Si, d'une part, on reconnaît la permanence des valeurs du secteur automobile (pratique, critique, utopique et sensible) et si, d'autre part, on admet que les techniques marketing, qui visent à se rapprocher des destinataires sont, toutes proportions gardées, communes aux entreprises d'autre part, alors l'enjeu pour la marque est de parvenir à se différencier. Mais comment le peut-elle quand le référentiel programmatique (valeurs et procédés) est largement partagé par l'ensemble des acteurs du marché ?

 

Il est entendu que, même si les composants programmatiques sont relativement définis, leurs enchaînements et leurs expressions sont encore largement à explorer. Cependant, au-delà de ces multiples possibilités créatives, la permanence des valeurs reste. Agir sur l'énonciation par une accommodation aux destinataires en pratiquant l'humour n'est pas qu'une intervention au niveau figuratif, c'est aussi installer des valeurs sociales (participer à l'humanité, rencontre de l'autre, dilection, plaisir, affinité...) en proposant aux destinataires un régime de croyance qui repose sur un intérêt participatif (car on ne comprend l'humour que lorsqu'on y participe).

 

Elle peut ainsi travailler la relation d'influence entre les valeurs du marché et les valeurs humoristiques en modulant leur présence en fonction des types d'humour : d'une faible présence pour le gag à une forte présence pour l'ironie ou le mot d'esprit, par exemple.

 

Cette relation d'accommodation marque-destinataires varie au sein d'un même type et en fonction du type humoristique choisi. Dans ce cadre, une stratégie efficace devra non seulement définir les éléments programmatiques utiles à l'énonciateur mais également préciser quel type d'accommodation, en l'occurrence d'humour, pratiquer en fonction des objectifs fixés.

 

Il est alors possible d'imaginer les différents types d'humour comme autant de tactiques d'ajustement à coupler à une programmation pour constituer une stratégie. Car si l'humour n'est pas en lui-même persuasif, il induit des changements au niveau des modulations des états émotionnels du sujet, il agit au niveau de sa confiance dans la marque et facilite le faire persuasif du discours.

 

Ainsi, les publicités Volkswagen engagent moins, voire plus du tout, une relation de confiance contractuelle basée sur des garanties mais proposent une connivence établie sur un intérêt participatif. Cela ne veut pas dire que la marque n'est plus porteuse de cette relation contractuelle mais qu'elle la communique moins à travers ses publicités qu'avec ses produits par exemple.
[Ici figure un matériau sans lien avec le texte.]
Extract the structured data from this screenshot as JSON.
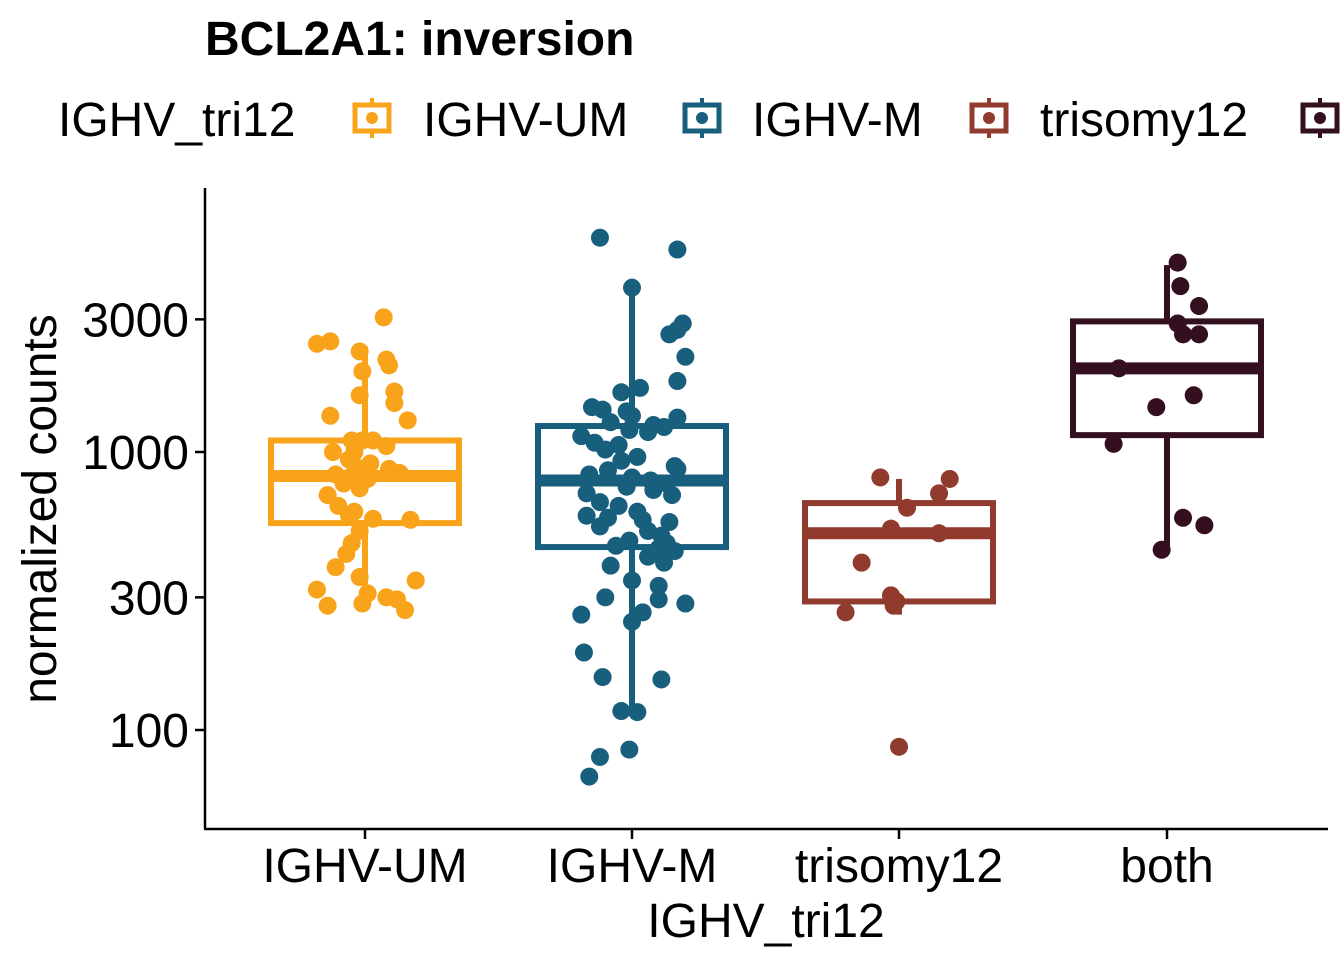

C'est dire de l'humour qu'il ne présuppose pas nécessairement un régime de croyance contractuel mais que la marque et le destinataire sont impliqués, au moins temporairement, dans une relation participative et non contractuelle.

 

Ainsi, toutes les marques ne peuvent pas faire de l'humour sans risque, dans la mesure où l'adhésion des participants (émetteur et récepteur) est affaiblie par le manque de garanties (a contrario du contrat « sérieux »).